Swofford Says ACC Championship Game's Popularity In Charlotte Is Encouraging
ACC Commissioner John Swofford in a Q&A with the CHARLOTTE OBSERVER's David Scott discussed this weekend's ACC Championship game at Bank of America Stadium and other league issues. Below is an excerpt from their conversation.
Q: What does Charlotte continue to have going for it as a host for the ACC football championship game?
Swofford: Well, the second time around is easier than the first time, and the first time went extremely well. It's very encouraging from Charlotte's standpoint. That kind of consistency -- the look you have with a full stadium and the support from the local community -- is what we're looking for.

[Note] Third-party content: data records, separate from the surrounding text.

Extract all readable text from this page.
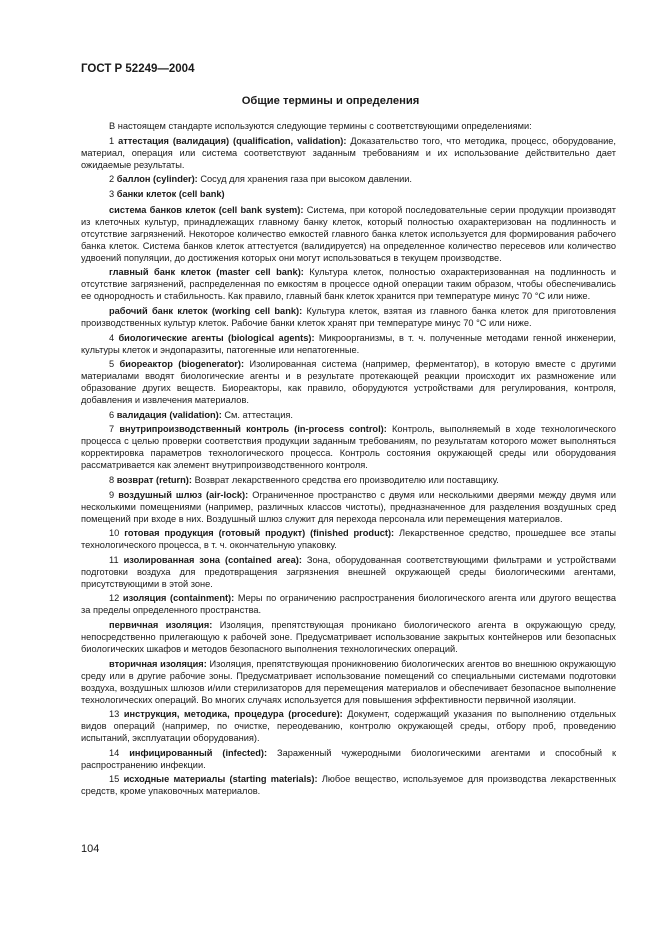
ГОСТ Р 52249—2004
Общие термины и определения

В настоящем стандарте используются следующие термины с соответствующими определениями:

1 аттестация (валидация) (qualification, validation): Доказательство того, что методика, процесс, оборудование, материал, операция или система соответствуют заданным требованиям и их использование действительно дает ожидаемые результаты.

2 баллон (cylinder): Сосуд для хранения газа при высоком давлении.

3 банки клеток (cell bank)

система банков клеток (cell bank system): Система, при которой последовательные серии продукции производят из клеточных культур, принадлежащих главному банку клеток, который полностью охарактеризован на подлинность и отсутствие загрязнений. Некоторое количество емкостей главного банка клеток используется для формирования рабочего банка клеток. Система банков клеток аттестуется (валидируется) на определенное количество пересевов или количество удвоений популяции, до достижения которых они могут использоваться в текущем производстве.

главный банк клеток (master cell bank): Культура клеток, полностью охарактеризованная на подлинность и отсутствие загрязнений, распределенная по емкостям в процессе одной операции таким образом, чтобы обеспечивались ее однородность и стабильность. Как правило, главный банк клеток хранится при температуре минус 70 °С или ниже.

рабочий банк клеток (working cell bank): Культура клеток, взятая из главного банка клеток для приготовления производственных культур клеток. Рабочие банки клеток хранят при температуре минус 70 °С или ниже.

4 биологические агенты (biological agents): Микроорганизмы, в т. ч. полученные методами генной инженерии, культуры клеток и эндопаразиты, патогенные или непатогенные.

5 биореактор (biogenerator): Изолированная система (например, ферментатор), в которую вместе с другими материалами вводят биологические агенты и в результате протекающей реакции происходит их размножение или образование других веществ. Биореакторы, как правило, оборудуются устройствами для регулирования, контроля, добавления и извлечения материалов.

6 валидация (validation): См. аттестация.

7 внутрипроизводственный контроль (in-process control): Контроль, выполняемый в ходе технологического процесса с целью проверки соответствия продукции заданным требованиям, по результатам которого может выполняться корректировка параметров технологического процесса. Контроль состояния окружающей среды или оборудования рассматривается как элемент внутрипроизводственного контроля.

8 возврат (return): Возврат лекарственного средства его производителю или поставщику.

9 воздушный шлюз (air-lock): Ограниченное пространство с двумя или несколькими дверями между двумя или несколькими помещениями (например, различных классов чистоты), предназначенное для разделения воздушных сред помещений при входе в них. Воздушный шлюз служит для перехода персонала или перемещения материалов.

10 готовая продукция (готовый продукт) (finished product): Лекарственное средство, прошедшее все этапы технологического процесса, в т. ч. окончательную упаковку.

11 изолированная зона (contained area): Зона, оборудованная соответствующими фильтрами и устройствами подготовки воздуха для предотвращения загрязнения внешней окружающей среды биологическими агентами, присутствующими в этой зоне.

12 изоляция (containment): Меры по ограничению распространения биологического агента или другого вещества за пределы определенного пространства.

первичная изоляция: Изоляция, препятствующая проникано биологического агента в окружающую среду, непосредственно прилегающую к рабочей зоне. Предусматривает использование закрытых контейнеров или безопасных биологических шкафов и методов безопасного выполнения технологических операций.

вторичная изоляция: Изоляция, препятствующая проникновению биологических агентов во внешнюю окружающую среду или в другие рабочие зоны. Предусматривает использование помещений со специальными системами подготовки воздуха, воздушных шлюзов и/или стерилизаторов для перемещения материалов и обеспечивает безопасное выполнение технологических операций. Во многих случаях используется для повышения эффективности первичной изоляции.

13 инструкция, методика, процедура (procedure): Документ, содержащий указания по выполнению отдельных видов операций (например, по очистке, переодеванию, контролю окружающей среды, отбору проб, проведению испытаний, эксплуатации оборудования).

14 инфицированный (infected): Зараженный чужеродными биологическими агентами и способный к распространению инфекции.

15 исходные материалы (starting materials): Любое вещество, используемое для производства лекарственных средств, кроме упаковочных материалов.

104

Q: What will be the options for the decision?
Swofford: Either move forward with Charlotte or look at other venues around the geographic footprint or you could go to campus, which is what the Pac-12 is doing this year.
Q: Why do you think Charlotte has embraced the game?
Swofford: This state, and Charlotte in particular, has had a long history of supporting the conference and its schools. It's been a living part of the league's history from the very beginning. Consequently, people do "get it" in Charlotte, in terms of the league and that leads to a kind of natural flow of support.
Q: Are you happy with adding Pittsburgh and Syracuse as the league's 13th and 14th schools?
Swofford: Yes, extremely so. We were very thorough in how we evaluated that. We were satisfied with staying at 12, but that began to change this past fall with all the change that started happening. I've never seen a state of instability like that in my 35 years in this business. I think our process went well. We could have gone larger, but we're happy with this.
Q: The NCAA recently passed a "cost-of-attendance" measure, permitting conferences to provide up to $2,000 to athletes on full scholarship. Is that a good idea?
Swofford: I think it's the right thing to do. The athletic grant-in-aid hasn't changed since the 1970s and the world has changed dramatically. Is it going to eliminate future NFL or NBA players from taking something from a runner or an agent? I doubt it. But maybe it helps a little with that type of thing.
Q: Will it create a wider gulf between the leagues and schools that can more easily afford to do it?
Swofford: Probably, and I don't know if that's a good or a bad thing. One thing about intercollegiate athletics is you've [got] to be careful about knowing who you are athletically and be realistic about it. Not everybody can play at the FBS level, much less win a national championship. There's nothing wrong with that (CHARLOTTE OBSERVER, 11/28).